Orang yang berpendidikan dalam memecahkan masalah lebih banyak menggunakan rasio, sedangkan orang yang tidak berpendidikan lebih menggunakan perasaan. Akal dan perasaan belum tentu bisa ketemu. Akibatnya adalah salah paham. Padahal komunikasi yang lancar adalah kunci keharmonisan rumah tangga.

Perbedaan pendidikan yang jauh akan terasa manakala salah satu pasangan bergabung dengan komunitas yang berpendidikan. Misalnya ketika ada pertemuan dengan pejabat, atau dengan sesama almamater.

Suami atau istri yang rendah pendidikannya akan memilih tinggal di rumah daripada ikut dalam pertemuan. Pasangan yang rendah pendidikannya punya beban psikis pada saat ketika pasangannya mendapat promosi jabatan atau ditanya oleh teman-temannya. 

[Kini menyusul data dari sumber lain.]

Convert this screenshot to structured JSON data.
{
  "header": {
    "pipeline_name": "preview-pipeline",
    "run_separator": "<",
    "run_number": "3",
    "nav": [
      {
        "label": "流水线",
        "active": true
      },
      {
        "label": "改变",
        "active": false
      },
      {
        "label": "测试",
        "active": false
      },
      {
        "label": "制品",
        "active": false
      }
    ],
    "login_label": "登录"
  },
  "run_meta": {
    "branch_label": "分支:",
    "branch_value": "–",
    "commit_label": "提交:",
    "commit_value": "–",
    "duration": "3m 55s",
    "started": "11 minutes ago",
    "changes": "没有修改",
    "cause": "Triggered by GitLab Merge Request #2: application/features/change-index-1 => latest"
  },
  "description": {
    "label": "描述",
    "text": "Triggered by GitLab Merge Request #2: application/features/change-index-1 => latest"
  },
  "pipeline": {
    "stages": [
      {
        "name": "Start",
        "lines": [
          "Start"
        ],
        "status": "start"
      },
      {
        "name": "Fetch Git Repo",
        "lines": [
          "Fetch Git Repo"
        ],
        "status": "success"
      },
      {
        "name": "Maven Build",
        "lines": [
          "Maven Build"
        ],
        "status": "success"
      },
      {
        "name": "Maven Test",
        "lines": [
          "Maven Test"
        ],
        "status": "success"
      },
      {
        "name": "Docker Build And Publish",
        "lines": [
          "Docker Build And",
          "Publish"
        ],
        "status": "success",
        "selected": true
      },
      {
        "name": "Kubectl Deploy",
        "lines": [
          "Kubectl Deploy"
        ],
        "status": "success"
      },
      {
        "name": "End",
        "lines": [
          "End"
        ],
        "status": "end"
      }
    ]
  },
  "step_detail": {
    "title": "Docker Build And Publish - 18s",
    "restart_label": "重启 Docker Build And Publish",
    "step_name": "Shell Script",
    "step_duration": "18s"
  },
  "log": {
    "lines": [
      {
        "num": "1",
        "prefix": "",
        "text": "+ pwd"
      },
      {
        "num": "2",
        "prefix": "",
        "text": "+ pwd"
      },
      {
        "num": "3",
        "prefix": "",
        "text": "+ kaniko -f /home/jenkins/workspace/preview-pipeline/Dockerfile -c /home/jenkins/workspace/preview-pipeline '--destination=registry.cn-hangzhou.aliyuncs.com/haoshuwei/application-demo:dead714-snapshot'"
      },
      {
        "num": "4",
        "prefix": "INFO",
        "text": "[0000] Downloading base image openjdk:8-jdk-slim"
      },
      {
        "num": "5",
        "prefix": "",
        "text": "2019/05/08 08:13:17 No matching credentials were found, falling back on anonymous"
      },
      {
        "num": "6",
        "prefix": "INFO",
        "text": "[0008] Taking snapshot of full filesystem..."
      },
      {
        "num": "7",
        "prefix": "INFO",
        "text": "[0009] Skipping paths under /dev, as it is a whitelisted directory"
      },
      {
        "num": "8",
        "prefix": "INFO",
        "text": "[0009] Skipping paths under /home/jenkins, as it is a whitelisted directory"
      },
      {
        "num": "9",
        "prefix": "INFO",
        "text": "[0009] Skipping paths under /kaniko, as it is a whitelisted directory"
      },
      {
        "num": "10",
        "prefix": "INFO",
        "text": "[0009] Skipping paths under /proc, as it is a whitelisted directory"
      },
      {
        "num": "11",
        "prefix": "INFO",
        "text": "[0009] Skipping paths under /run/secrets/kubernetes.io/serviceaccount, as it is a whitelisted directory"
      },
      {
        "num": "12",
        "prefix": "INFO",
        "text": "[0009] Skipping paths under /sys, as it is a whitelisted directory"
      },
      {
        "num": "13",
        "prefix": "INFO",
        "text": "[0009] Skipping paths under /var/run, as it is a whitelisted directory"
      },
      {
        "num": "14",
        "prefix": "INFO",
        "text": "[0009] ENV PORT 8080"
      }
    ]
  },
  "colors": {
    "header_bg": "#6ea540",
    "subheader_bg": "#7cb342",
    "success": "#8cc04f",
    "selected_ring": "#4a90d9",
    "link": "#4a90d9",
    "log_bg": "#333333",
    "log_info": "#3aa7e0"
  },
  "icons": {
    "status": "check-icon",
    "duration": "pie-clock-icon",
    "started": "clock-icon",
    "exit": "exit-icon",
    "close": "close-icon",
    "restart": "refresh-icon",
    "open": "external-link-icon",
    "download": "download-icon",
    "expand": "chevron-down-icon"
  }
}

Lain halnya kalau punya kepercayaan diri. Dan sedikit sekali orang yang mempunyai kepercayaan diri, kecuali orang yang kuat agamanya. Orang yang tidak berpendidikan tetapi beragama lebih mudah diyakinkan dan dimotivasi menjadi orang yang berani dan percaya diri daripada orang yang berpendidikan tetapi tidak beragama. Orang yang beragama justru banyak diminta tampil oleh masyarakat di saat ada pertemuan warga. Maka kembali lagi bahwa orang yang beragama sangat cocok menjadi pasangan hidup).[5]

4.  Seimbang dalam penghasilan dan kekayaan.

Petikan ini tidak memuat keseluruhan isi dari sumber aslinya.